1. Tree equivalencies. Currently, /contend/ /content/ /resend/ /resent/
produces (?:conten[dt]|resend[dt]) but it is possible to produce
(?:cont|res)en[dt] if one can spot the common tail nodes (and walk back
the equivalent paths).

2. Investigate how (?>foo) works. Can it be applied?

5. How can a tracked pattern be serialised? (Add freeze and thaw methods).
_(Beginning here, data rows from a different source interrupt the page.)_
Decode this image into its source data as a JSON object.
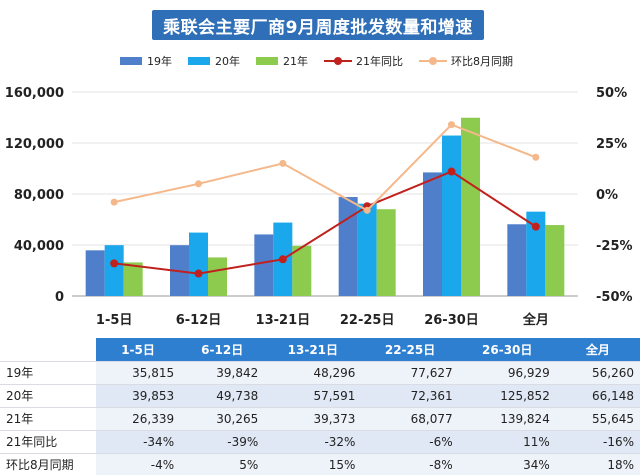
{
  "title": "乘联会主要厂商9月周度批发数量和增速",
  "colors": {
    "y19": "#4f7fcb",
    "y20": "#1aa7ec",
    "y21": "#8dcb4e",
    "yoy21": "#c0211d",
    "mom": "#f5b88a",
    "title_bg": "#2f6fb8",
    "header_bg": "#2f7fd0"
  },
  "chart_data": {
    "type": "bar",
    "categories": [
      "1-5日",
      "6-12日",
      "13-21日",
      "22-25日",
      "26-30日",
      "全月"
    ],
    "series": [
      {
        "name": "19年",
        "values": [
          35815,
          39842,
          48296,
          77627,
          96929,
          56260
        ]
      },
      {
        "name": "20年",
        "values": [
          39853,
          49738,
          57591,
          72361,
          125852,
          66148
        ]
      },
      {
        "name": "21年",
        "values": [
          26339,
          30265,
          39373,
          68077,
          139824,
          55645
        ]
      }
    ],
    "line_series": [
      {
        "name": "21年同比",
        "values": [
          -34,
          -39,
          -32,
          -6,
          11,
          -16
        ],
        "axis": "right"
      },
      {
        "name": "环比8月同期",
        "values": [
          -4,
          5,
          15,
          -8,
          34,
          18
        ],
        "axis": "right"
      }
    ],
    "ylim": [
      0,
      160000
    ],
    "y_ticks": [
      "0",
      "40,000",
      "80,000",
      "120,000",
      "160,000"
    ],
    "y2lim": [
      -50,
      50
    ],
    "y2_ticks": [
      "-50%",
      "-25%",
      "0%",
      "25%",
      "50%"
    ],
    "legend_position": "top"
  },
  "table": {
    "headers": [
      "1-5日",
      "6-12日",
      "13-21日",
      "22-25日",
      "26-30日",
      "全月"
    ],
    "rows": [
      {
        "label": "19年",
        "cells": [
          "35,815",
          "39,842",
          "48,296",
          "77,627",
          "96,929",
          "56,260"
        ]
      },
      {
        "label": "20年",
        "cells": [
          "39,853",
          "49,738",
          "57,591",
          "72,361",
          "125,852",
          "66,148"
        ]
      },
      {
        "label": "21年",
        "cells": [
          "26,339",
          "30,265",
          "39,373",
          "68,077",
          "139,824",
          "55,645"
        ]
      },
      {
        "label": "21年同比",
        "cells": [
          "-34%",
          "-39%",
          "-32%",
          "-6%",
          "11%",
          "-16%"
        ]
      },
      {
        "label": "环比8月同期",
        "cells": [
          "-4%",
          "5%",
          "15%",
          "-8%",
          "34%",
          "18%"
        ]
      }
    ]
  }
}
6. Store callbacks per tracked pattern.

7. Deal with [:punct:] character classes

8. saw this foo(?:\.|-)bar but the test checks out ok

11. is eg/assemble-check obsolete?

12. utf-8... hmmmm...

13. Consider the following:

    $ eg/assemble -d2
    sing
    singing
    sting
    path 0 in [s {i=>[i n g {* i=>[i n g]}] t=>[t i n g]}]
     node 1 in {i=>[i n g {* i=>[i n g]}] t=>[t i n g]} opt=0
      | off=-1
      | path=(g:[n i t])
      | counts: reduce=1 fail=0
      | off=3
       node 3 in {i=>[i n g]} opt=1
       | fast fail {* i=>[i n g]}
      | +failed i
      | counts: reduce=1 fail=1
     : node scan complete opt=0 reduce={g=>[[g n i t]]} fail=[[i n g {* i=>[i n g]}]]
     | -simple opt=0 unrev [g n i t]
      _unrev path fast [g n i t] -> [t i n g]
     | +fail [i n g {* i=>[i n g]}]
     node 1 out fail={i=>[i n g {* i=>[i n g]}] t=>[t i n g]}
    | head=[] tail={i=>[i n g {* i=>[i n g]}] t=>[t i n g]}
    | unshift s
    path 0 out head=[] tail=[s {i=>[i n g {* i=>[i n g]}] t=>[t i n g]}]
    final head=[] tail=[s {i=>[i n g {* i=>[i n g]}] t=>[t i n g]}]
    final path=[s {i=>[i n g {* i=>[i n g]}] t=>[t i n g]}]
    /s(?:ing(?:ing)?|ting)/

    In other words, there is scope for a further approach to tail-sliding.